[APWG] ECOSYSTEM RESTORATION and weed management projects

Craig Dremann - Redwood City Seed Company Craig at astreet.com
Mon Feb 14 12:54:31 CST 2011


Dear Wayne and All,

Thanks for your email.

I completely agree with you, we need to review weed management and
restoration projects, especially the huge ones here in California, where
CALFED has been spending $100 million each year for the last decade,
supposedly to fight the weeds and restore habitat for the Listed
Endangered fish of the Sacramento delta.

The CALTRANS project was not mine, but was a project to convert solid
yellow star thistle along the Interstate that caught fire every summer,
back to local perennial native grasses, working with UC Davis,  that you
can see at http://www.ecoseeds.com/road.test.html

SHAW’s Santa Cruz Project, was only 1% of my technologies, and Shaw
himself invented the rest of the 99% trade secret technologies that worked
perfectly, and enabled him to convert his 74 acre weed patch from 1992, to
2000 consisting of 99% native cover with over 100 species.
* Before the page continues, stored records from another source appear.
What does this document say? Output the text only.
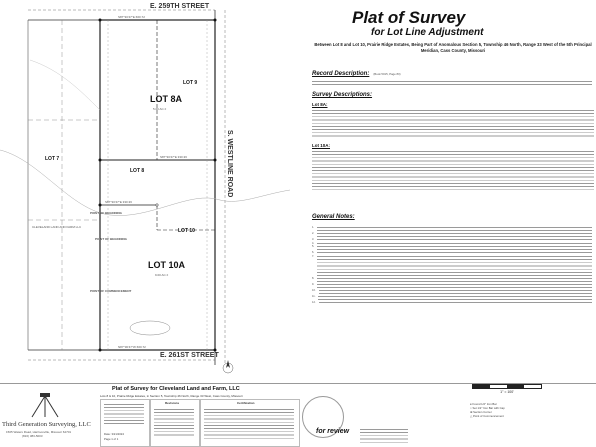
E. 259TH STREET
E. 261ST STREET
S. WESTLINE ROAD
LOT 8A
5.00 AC.±
LOT 9
LOT 8
LOT 7
LOT 10
LOT 10A
9.00 AC.±
S87°30'47"E 660.72
S87°30'47"E 330.36
S87°30'47"E 330.36
N87°30'47"W 660.72
POINT OF BEGINNING
POINT OF BEGINNING
POINT OF COMMENCEMENT
CLEVELAND LAND AND FARM LLC
Plat of Survey
for Lot Line Adjustment
Between Lot 8 and Lot 10, Prairie Ridge Estates, Being Part of Anomalous Section 5, Township 46 North, Range 33 West of the 5th Principal Meridian, Cass County, Missouri
Record Description: (Book 5015, Page 80)
Survey Descriptions:
Lot 8A:
Lot 10A:
General Notes:
1.
2.
3.
4.
5.
6.
7.
8.
9.
10.
11.
12.
Third Generation Surveying, LLC
1505 Waters Road, Harrisonville, Missouri 64701
(816) 383-5003
Plat of Survey for Cleveland Land and Farm, LLC
Lots 8 & 10, Prairie Ridge Estates, in Section 5, Township 46 North, Range 33 West, Cass County, Missouri
Date: 3/21/2024
Page 1 of 1
Revisions	Certification
for review
1" = 100'
● Found 1/2" Iron Bar
○ Set 1/2" Iron Bar with Cap
⊕ Section Corner
△ Point of Commencement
Shaw has a web page at http://www.libertygarden.com and anyone wanting to
view what I call--The Promised Land--should contact Michael directly and
arrange for a visit.

IDAHO--I taught classes to the USFS and BLM on how to use their own local
native seeds in their forests in Idaho and in CA, WA, OR, MT, CO, SD and
WY at, http://www.ecoseeds.com/classes.html.

I was also hired to encourage the USFS, to use small-scale test plots of
local natives in the Franklin Basin that you can see their successful test
plots at
http://www.fs.fed.us/r4/caribou-targhee/publications/monitoring/cariboumonitoring02_03.pdf

More details were posted about Franklin Basin on this list on August 18,
2009 at
http://lists.plantconservation.org/pipermail/apwg_lists.plantconservation.org/2009-August/001665.html

Also, in Idaho, I was a participant in a very important meeting in 2000 in
Boise, about the use of exotic seeds by the Department of Interior, BLM,
in the tens of millions of pounds per year on public lands, that you can
read at http://www.ecoseeds.com/juicy.gossip.six.html

I love the picture on my web page, of the rugged cowboy/farm advisor 
standing amongst the newest exotic invasive legume species that the
government has introduced to sow and spread in California wildlands.

I just saw True Grit in the theater this weekend, and it was filmed for
the high elevation conifer forest/grasslands near Santa Fe, NM, and for
the oak woodlands/grasslands somewhere in the hill country around Austin
TX.

If we consider the landscape as the main character of that movie, and look
at what is happening to that main character, then that film tells a very
different and interesting story.  The cowboys were just the most recent
players on this billion year old continent/stage.

If you look at the understory and grasslands--they are totally wasted,
grazed to within an inch of their lives, and the wildflowers were all
extinct, even though they should have been present and blooming, the time
of year they were filming those areas.

And the oak woodlands are all even-aged, with no seedlings and no elders. 
On the good side, the riparian shots are decent, and there are some wispy
native grasses, probably an Elymus species,  in the oak understory.

Unfortunately,  missing in the entire movie, you do not see any native
mammals, no ground squirrels, no deer, plus not a single bird--either
chirping and none visible flying--nor for the night scenes, a single
cricket or frog sound.

And it was also sad to see, when the go into the Indian Territory, that
there was only a single adult Indian is in the movie, and the two Indian
children on their own land, get kicked several times by the cowboy.

We need to encourage the local natives including the birds and the
crickets and the frogs and the people, and convert our weed areas back to
native cover, and make sure that we are not kicking the natives out and
leaving bare areas where the exotics can colonize in the future.